Dans les zones d’accueil, notamment dans les villes avoisinantes d’Al Dabbah et de Tawila, la situation a atteint un niveau dramatique. Les familles dorment sous les arbres, dans des abris improvisés, souvent sans nourriture pendant des jours.

La situation est d’autant plus critique que le Darfour du Nord est en proie depuis l’été 2024 à la famine, un fléau qui touche désormais El Fasher, selon une évaluation du Cadre intégré de classification de la sécurité alimentaire (IPC), un groupe d’experts internationaux faisant autorité en la matière, publiée en début de mois.

« Les professionnels de santé mettent en garde contre l’augmentation de la malnutrition, en particulier chez les enfants et les femmes enceintes. Les nouveaux arrivants sont visiblement traumatisés après des mois de siège et de déplacements répétés », a déclaré à Genève Jacqueline Wilma Parlevliet, cheffe du bureau du HCR à Port-Soudan, sur la mer Rouge, où les autorités soudanaises se sont repliées, fuyant l’instabilité dans la capitale, Khartoum.

Les rescapés décrivent des violences extrêmes : exécutions sommaires, viols et agressions sexuelles lors de leur fuite, disparitions d’enfants, enlèvements de jeunes hommes enrôlés de force dans des groupes armés quand leurs familles ne peuvent payer de rançon.
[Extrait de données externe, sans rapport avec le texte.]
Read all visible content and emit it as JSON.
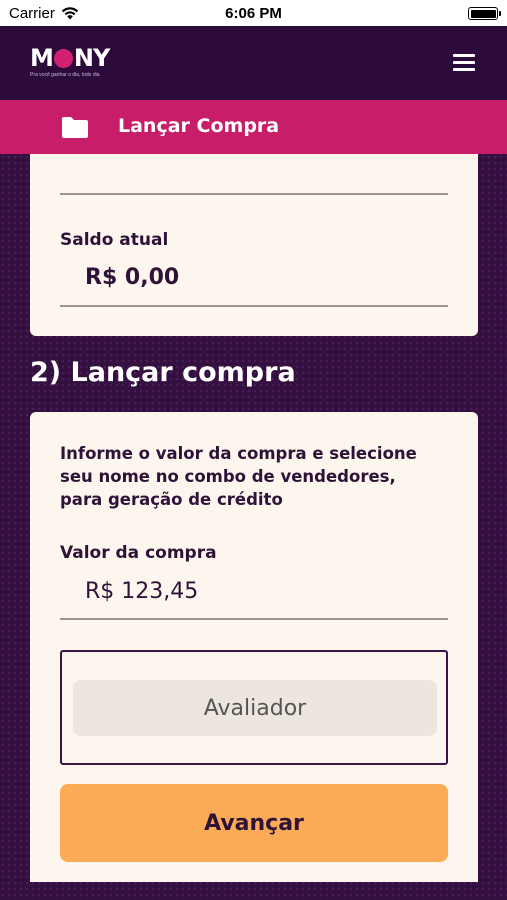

Mme Parlevliet s’est dite « particulièrement préoccupée » par les informations selon lesquelles certains civils fuyant El Fasher auraient été « renvoyés de force » vers la ville par des groupes armés, le long des routes sur lesquelles transitent les déplacés.

Dans ce contexte alarmant, Tom Fletcher, le chef des affaires humanitaires de l’ONU, était cette semaine au Darfour du Nord pour rencontrer des dirigeants locaux et prendre la mesure des besoins des survivants.

Le conflit s’étend au Kordofan

Le HCR redoute une même spirale dans l’État voisin du Kordofan du Nord, où les combats récents entre les FSR et l’armée soudanaise ont déraciné près de 50 000 personnes, dont beaucoup avaient survécu à de précédentes vagues de violence.

Cette aggravation intervient alors que l’agence fait face à un déficit de financement chronique. À ce jour, elle n’a reçu qu’un peu plus d’un tiers des ressources nécessaires pour répondre aux besoins au Soudan et dans les pays voisins.

Alors que la guerre civile soudanaise dure depuis avril 2023, le pays traverse la plus vaste crise de déplacement au monde : près de 12 millions de personnes. Le HCR demande de toute urgence 84 millions de dollars pour maintenir ses opérations vitales jusqu’en 2026.

Des villes minées par les restes explosifs de guerre

Le service de déminage de l’ONU (UNMAS) alerte pour sa part sur la prolifération de restes explosifs dans les zones urbaines comme rurales : munitions non explosées, mines antipersonnel, mines anti-véhicules, munitions abandonnées.

L’agence décrit une contamination « extrêmement complexe », s’ajoutant à 34 km² d’engins hérités de conflits précédents. Des explosifs ont même été confirmés à Khartoum.

Alors que des familles reviennent dans des quartiers qu’elles croient plus sûrs, beaucoup s’installent sans connaître la présence d’engins mortels. « Les familles déplacées s’installent souvent dans des endroits inconnus, sans avoir conscience des conflits passés ou de la contamination. Les enfants sont particulièrement vulnérables, car de plus en plus de personnes retournent dans les zones contaminées », a prévenu Sediq Rashid, chef du bureau de l’UNMAS au Soudan.